# Sanibel Island vs Marco Island



## Nolathyme (Sep 5, 2013)

I'm planning a trip to SW Florida in December. Will the water temperature be warmer off Marco Island than Sanibel? What are the best timeshare resorts in both areas with kids 2 and 4 years old in tow?


----------



## Sea Six (Sep 5, 2013)

They aren't that far apart, so the temps should be very similar.  During December, it may not be warm enough to swim in, but then some people swim in cold water.  Let's just say it will probably be low 70's.

The problem in Sanibel isn't the temperature, it's the water quality.  There have been huge releases of fresh water from Lake Okeechobee into the Caloosahatchee River, which has severely affected the water around Ft Myers Beach and Sanibel.  I'll attach a story from late July, and tell you that this is on the news every night.  The Governor is visiting, Senators are visiting, the Army Corps of Engineers is explaining, and tourists are very unhappy with the brown water.  I'm sure if you google this subject you will find many articles about this.  It's a horrible situation, and I hope that water doesn't make its way to the beach at Marco.  It is flowing offshore, so Marco should not be affected.   

http://www.nbc-2.com/story/22943481/is-the-dark-water-dangerous-to-humans#.Uii3sTasgdo

more of the same, there's tons of it:
http://www.nbc-2.com/story/22944129/brown-water-and-dead-sea-grass-plaguing-our-area#.Uii66Tasgdo


----------



## Bwolf (Sep 5, 2013)

There is a discussion of the water issue at TripAdvisor's Sanibel Island forum.

By December, the water releases may have ended.  Sea Six may know more about that.  Certainly the folks posting at TA's forum will keep us informed.

In addition, the water (when we go) always tends to be murky, at least along the shoreline because of the tide action.  There is also tannin in the water.  So, Sanibel water just isn't the clear, blue water you find in the Caribbean even without the water releases.

HTH


----------



## X-ring (Sep 25, 2013)

swj said:


> What are the best timeshare resorts in both areas with kids 2 and 4 years old in tow?



Your kids may be a touch too young but Tortuga Beach Club is the only resort (at least on Sanibel) that has a full-time recreation Director. 

I see from the December 2012 Recreation Schedule that daily activities for kids included things like beaded key chains, color a zipper bag, tie dye t-shirts, shell basket craft, etc.
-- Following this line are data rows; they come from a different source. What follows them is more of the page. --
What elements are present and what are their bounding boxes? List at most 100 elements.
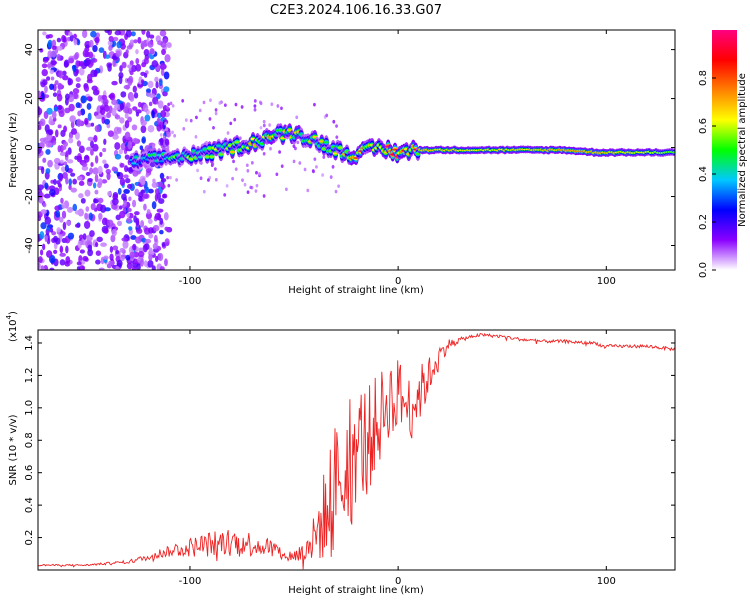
noise-speckle: [51, 45, 57, 51]
noise-speckle: [97, 178, 103, 186]
noise-speckle: [72, 178, 77, 185]
noise-speckle: [116, 171, 121, 177]
noise-speckle: [108, 260, 115, 266]
snr-panel: -100 0 100 0.2 0.4 0.6 0.8 1.0 1.2 1.4 Height of …: [5, 311, 676, 596]
noise-speckle: [140, 189, 146, 194]
noise-speckle: [147, 80, 154, 89]
noise-speckle: [149, 48, 155, 55]
noise-speckle: [151, 265, 156, 270]
noise-speckle: [332, 119, 336, 124]
noise-speckle: [40, 266, 46, 270]
noise-speckle: [85, 44, 90, 49]
noise-speckle: [109, 253, 114, 261]
noise-speckle: [91, 85, 98, 91]
noise-speckle: [51, 39, 57, 48]
noise-speckle: [104, 118, 111, 125]
noise-speckle: [61, 34, 66, 43]
noise-speckle: [138, 195, 143, 202]
noise-speckle: [166, 175, 170, 180]
noise-speckle: [169, 101, 173, 106]
noise-speckle: [51, 50, 57, 58]
noise-speckle: [142, 193, 150, 200]
spectral-ridge-cell: [229, 150, 236, 154]
noise-speckle: [113, 126, 121, 135]
noise-speckle: [78, 145, 85, 154]
noise-speckle: [57, 82, 63, 90]
noise-speckle: [79, 249, 85, 254]
noise-speckle: [269, 146, 272, 151]
noise-speckle: [44, 182, 49, 190]
noise-speckle: [53, 178, 57, 186]
noise-speckle: [164, 54, 171, 63]
noise-speckle: [159, 229, 164, 235]
noise-speckle: [148, 233, 154, 239]
noise-speckle: [128, 196, 132, 202]
noise-speckle: [112, 245, 119, 251]
noise-speckle: [75, 131, 80, 140]
noise-speckle: [90, 122, 95, 127]
noise-speckle: [284, 187, 288, 192]
noise-speckle: [132, 137, 138, 144]
noise-speckle: [195, 115, 198, 120]
noise-speckle: [121, 61, 127, 69]
noise-speckle: [163, 212, 169, 221]
noise-speckle: [148, 247, 153, 255]
noise-speckle: [70, 172, 76, 177]
noise-speckle: [78, 67, 85, 76]
noise-speckle: [49, 115, 53, 122]
noise-speckle: [57, 104, 63, 111]
noise-speckle: [125, 254, 131, 261]
noise-speckle: [90, 149, 94, 156]
noise-speckle: [74, 210, 82, 215]
spectral-ridge-cell: [337, 146, 343, 149]
noise-speckle: [278, 150, 282, 154]
noise-speckle: [46, 107, 53, 115]
spectral-ridge-cell: [323, 141, 329, 144]
noise-speckle: [45, 149, 51, 155]
noise-speckle: [48, 255, 56, 264]
noise-speckle: [199, 176, 203, 181]
noise-speckle: [66, 220, 71, 226]
noise-speckle: [49, 69, 55, 75]
noise-speckle: [144, 186, 150, 194]
noise-speckle: [159, 172, 165, 180]
noise-speckle: [104, 30, 110, 34]
noise-speckle: [118, 75, 123, 85]
noise-speckle: [144, 238, 152, 244]
noise-speckle: [116, 259, 123, 267]
noise-speckle: [156, 93, 161, 100]
noise-speckle: [49, 83, 55, 91]
noise-speckle: [255, 183, 259, 188]
spectrogram-marks: [38, 30, 675, 270]
noise-speckle: [111, 228, 117, 237]
noise-speckle: [131, 265, 137, 270]
noise-speckle: [107, 130, 114, 138]
noise-speckle: [75, 83, 81, 89]
noise-speckle: [292, 159, 296, 164]
noise-speckle: [147, 218, 153, 224]
noise-speckle: [86, 96, 93, 101]
noise-speckle: [135, 48, 139, 55]
snr-x-tick-label: 0: [395, 576, 401, 587]
noise-speckle: [259, 125, 263, 130]
noise-speckle: [262, 194, 266, 198]
noise-speckle: [159, 121, 164, 130]
noise-speckle: [125, 145, 129, 152]
noise-speckle: [124, 154, 130, 160]
noise-speckle: [50, 60, 58, 66]
noise-speckle: [276, 104, 280, 108]
noise-speckle: [84, 117, 89, 125]
spectrogram-y-tick-label: 0: [24, 144, 35, 150]
colorbar-tick-label: 0.2: [698, 214, 709, 230]
noise-speckle: [159, 137, 164, 147]
noise-speckle: [238, 136, 242, 141]
noise-speckle: [135, 228, 143, 234]
noise-speckle: [218, 101, 222, 105]
noise-speckle: [61, 202, 66, 209]
noise-speckle: [120, 91, 127, 98]
noise-speckle: [68, 137, 74, 144]
noise-speckle: [62, 75, 69, 81]
noise-speckle: [78, 180, 85, 186]
noise-speckle: [160, 110, 167, 118]
noise-speckle: [123, 174, 129, 179]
Lunches around the pool barbecue (open to everyone) and frozen treats are also offered. All at modest cost.

There's also a Kids Night Out on Wednesday for the (6-12?) group - typically a DVD movie.

We've never had children with us so can't speak from experience unfortunately.

As your kids get a bit older, keep in mind that Tortuga provides free golf for 6 every day at The Dunes Golf & Tennis Club.


----------



## lvhmbh (Sep 26, 2013)

I know that there are lots of kids activities at the beach resorts on Marco.  I have been to both and prefer Marco Island as you can go "off-isand" quite easily and explore the Everglades, Naples, etc.  I love Charter Club, Eagle's Nest, etc.


----------



## Sea Six (Sep 26, 2013)

Regarding sunset views:  Since the Marco beach resorts face west, they all have sunset views over water.  The resorts on Sanibel are near the south end, which faces south, so the sunset views are over land.


----------